SUMF1 : sulfatase modifying factor 1
Description
The SUMF1 gene encodes the sulfatases modifying factor 1, a crucial enzyme responsible for activating a family of sulfatase enzymes. These enzymes play vital roles in various metabolic pathways, including the breakdown of glycosaminoglycans, steroids, and other sulfated molecules. SUMF1 facilitates the activation of sulfatase enzymes by removing a formylglycine residue from their active site, enabling them to perform their catalytic functions. This intricate process ensures proper sulfatase activity, vital for maintaining cellular homeostasis and diverse biological processes.
Associated Diseases
- Multiple sulfatase deficiency (MSD): A rare, inherited disorder characterized by the accumulation of sulfated compounds due to the deficiency of multiple sulfatase enzymes. It results in a wide spectrum of clinical manifestations, including skeletal abnormalities, neurological impairments, and developmental delays.

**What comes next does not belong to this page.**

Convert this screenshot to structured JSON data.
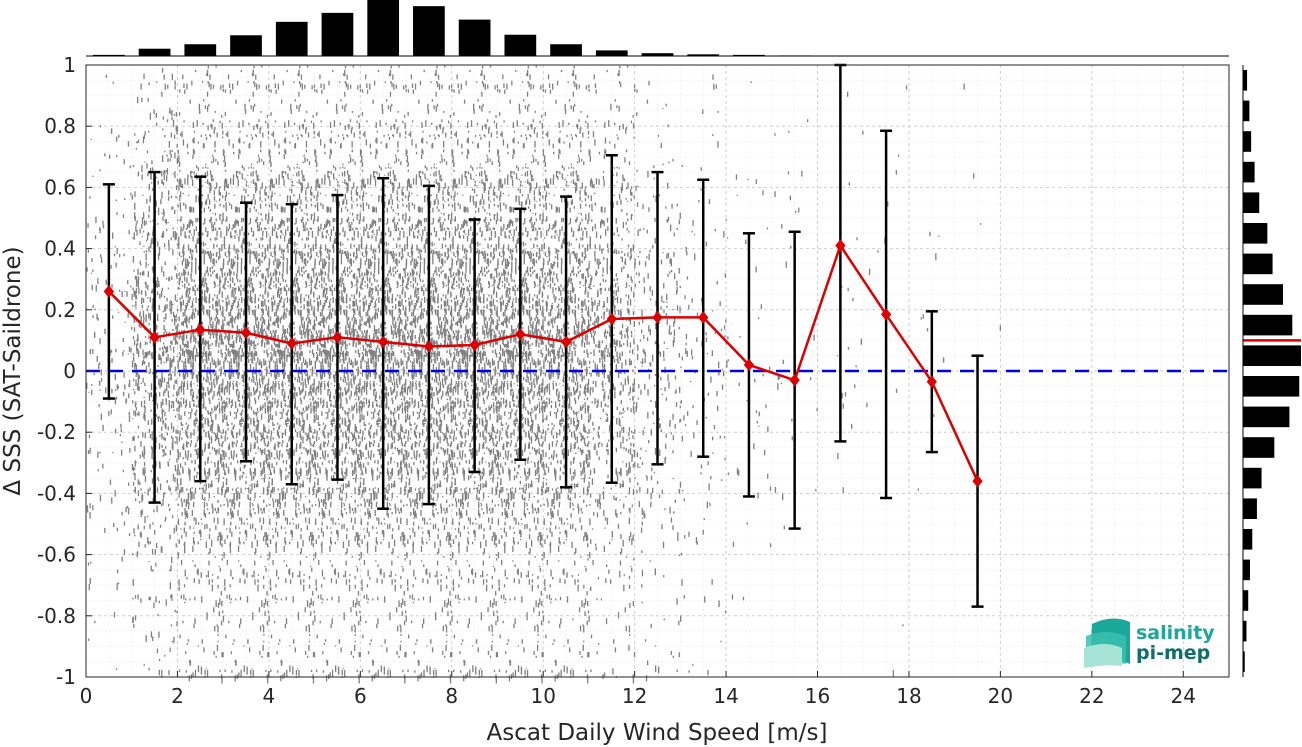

- X-linked ichthyosis: A genetic skin disorder affecting males, resulting in dry, scaly skin. It arises from the deficiency of steroid sulfatase, an enzyme activated by SUMF1, involved in the metabolism of cholesterol sulfate.
- Metachromatic leukodystrophy (MLD): A lysosomal storage disorder caused by the deficiency of arylsulfatase A, a SUMF1-dependent enzyme involved in the breakdown of sulfatides. It leads to progressive neurological deterioration.
Did you know?
SUMF1 gene mutations can lead to a rare condition known as multiple sulfatase deficiency (MSD), causing a wide range of symptoms due to the dysfunction of multiple sulfatase enzymes.